A high-performance framework for analyzing massive complex networks
MetadataShow full item record
Graphs are a fundamental and widely-used abstraction for representing data. We can analytically study interesting aspects of real-world complex systems such as the Internet, social systems, transportation networks, and biological interaction data by modeling them as graphs. Graph-theoretic and combinatorial problems are also pervasive in scientific computing and engineering applications. In this dissertation, we address the problem of analyzing large-scale complex networks that represent interactions between hundreds of thousands to billions of entities. We present SNAP, a new high-performance computational framework for efficiently processing graph-theoretic queries on massive datasets.

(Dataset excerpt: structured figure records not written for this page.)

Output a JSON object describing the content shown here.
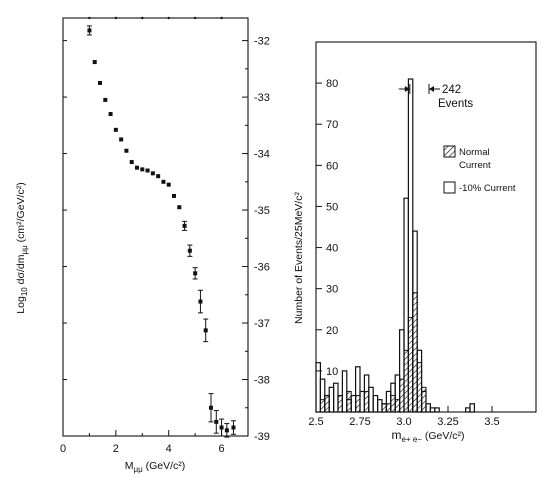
{
  "chart_data": [
    {
      "type": "scatter",
      "xlabel": "M_μμ (GeV/c²)",
      "xlabel_main": "M",
      "xlabel_sub": "μμ",
      "xlabel_unit": "(GeV/c²)",
      "ylabel": "Log10 dσ/dm_μμ (cm²/GeV/c²)",
      "ylabel_parts": {
        "log": "Log",
        "log_sub": "10",
        "expr": "dσ/dm",
        "expr_sub": "μμ",
        "unit": "(cm²/GeV/c²)"
      },
      "xlim": [
        0,
        7
      ],
      "ylim": [
        -39,
        -31.6
      ],
      "xticks": [
        "0",
        "2",
        "4",
        "6"
      ],
      "yticks": [
        "-32",
        "-33",
        "-34",
        "-35",
        "-36",
        "-37",
        "-38",
        "-39"
      ],
      "grid": false,
      "points": [
        {
          "x": 1.0,
          "y": -31.82,
          "err": 0.08
        },
        {
          "x": 1.2,
          "y": -32.38
        },
        {
          "x": 1.4,
          "y": -32.75
        },
        {
          "x": 1.6,
          "y": -33.05
        },
        {
          "x": 1.8,
          "y": -33.3
        },
        {
          "x": 2.0,
          "y": -33.58
        },
        {
          "x": 2.2,
          "y": -33.75
        },
        {
          "x": 2.4,
          "y": -33.95
        },
        {
          "x": 2.6,
          "y": -34.15
        },
        {
          "x": 2.8,
          "y": -34.25
        },
        {
          "x": 3.0,
          "y": -34.28
        },
        {
          "x": 3.2,
          "y": -34.3
        },
        {
          "x": 3.4,
          "y": -34.35
        },
        {
          "x": 3.6,
          "y": -34.4
        },
        {
          "x": 3.8,
          "y": -34.5
        },
        {
          "x": 4.0,
          "y": -34.55
        },
        {
          "x": 4.2,
          "y": -34.75
        },
        {
          "x": 4.4,
          "y": -34.95
        },
        {
          "x": 4.6,
          "y": -35.28,
          "err": 0.08
        },
        {
          "x": 4.8,
          "y": -35.72,
          "err": 0.1
        },
        {
          "x": 5.0,
          "y": -36.12,
          "err": 0.1
        },
        {
          "x": 5.2,
          "y": -36.62,
          "err": 0.2
        },
        {
          "x": 5.4,
          "y": -37.13,
          "err": 0.2
        },
        {
          "x": 5.6,
          "y": -38.5,
          "err": 0.25
        },
        {
          "x": 5.8,
          "y": -38.75,
          "err": 0.2
        },
        {
          "x": 6.0,
          "y": -38.85,
          "err": 0.15
        },
        {
          "x": 6.2,
          "y": -38.9,
          "err": 0.12
        },
        {
          "x": 6.45,
          "y": -38.85,
          "err": 0.12
        }
      ]
    },
    {
      "type": "bar",
      "subtype": "histogram",
      "xlabel": "m_e+e− (GeV/c²)",
      "xlabel_main": "m",
      "xlabel_sub": "e+ e−",
      "xlabel_unit": "(GeV/c²)",
      "ylabel": "Number of Events/25MeV/c²",
      "xlim": [
        2.5,
        3.75
      ],
      "ylim": [
        0,
        90
      ],
      "xticks": [
        "2.5",
        "2.75",
        "3.0",
        "3.25",
        "3.5"
      ],
      "yticks": [
        "10",
        "20",
        "30",
        "40",
        "50",
        "60",
        "70",
        "80"
      ],
      "grid": false,
      "annotation": {
        "value": "242",
        "text": "Events"
      },
      "legend": {
        "placement": "right",
        "items": [
          {
            "name": "Normal Current",
            "line1": "Normal",
            "line2": "Current",
            "style": "hatched"
          },
          {
            "name": "-10% Current",
            "style": "open"
          }
        ]
      },
      "bin_width": 0.025,
      "bin_start": 2.5,
      "series": [
        {
          "name": "Normal Current",
          "style": "hatched",
          "values": [
            0,
            3,
            4,
            0,
            0,
            4,
            0,
            5,
            0,
            4,
            0,
            5,
            0,
            0,
            0,
            2,
            2,
            4,
            3,
            8,
            15,
            23,
            29,
            12,
            6,
            0,
            0,
            0,
            0,
            0,
            0,
            0,
            0,
            0,
            0,
            0,
            0,
            0,
            0,
            0
          ]
        },
        {
          "name": "-10% Current",
          "style": "open",
          "values": [
            12,
            8,
            4,
            6,
            7,
            4,
            10,
            3,
            4,
            11,
            5,
            9,
            6,
            4,
            3,
            2,
            5,
            7,
            9,
            20,
            52,
            81,
            44,
            15,
            5,
            2,
            1,
            1,
            0,
            0,
            0,
            0,
            0,
            0,
            1,
            2,
            0,
            0,
            0,
            0
          ]
        }
      ]
    }
  ]
}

Graph analysis is computationally very different from traditional scientific computing, and solving massive graph-theoretic problems on current high performance computing systems is challenging due to several reasons. First, real-world graphs are often characterized by a low diameter and unbalanced degree distributions, and are difficult to partition on parallel systems. Second, parallel algorithms for solving graph-theoretic problems are typically memory intensive, and the memory accesses are fine-grained and highly irregular. The primary contributions of this dissertation are the design and implementation of novel parallel graph algorithms for traversal, shortest paths, and centrality computations, optimized for the small-world network topology, and high-performance multithreaded architectures and multicore servers. SNAP (Small-world Network Analysis and Partitioning) is a modular, open-source framework for the exploratory analysis and partitioning of large-scale networks. With SNAP, we demonstrate the capability to process massive graphs with billions of vertices and edges, and achieve up to two orders of magnitude speedup over state-of-the-art network analysis approaches. We also design a new parallel computing benchmark for characterizing the performance of graph-theoretic problems on high-end systems; study data representations for dynamic graph problems on parallel systems; and apply algorithms in SNAP to solve real-world problems in social network analysis and systems biology.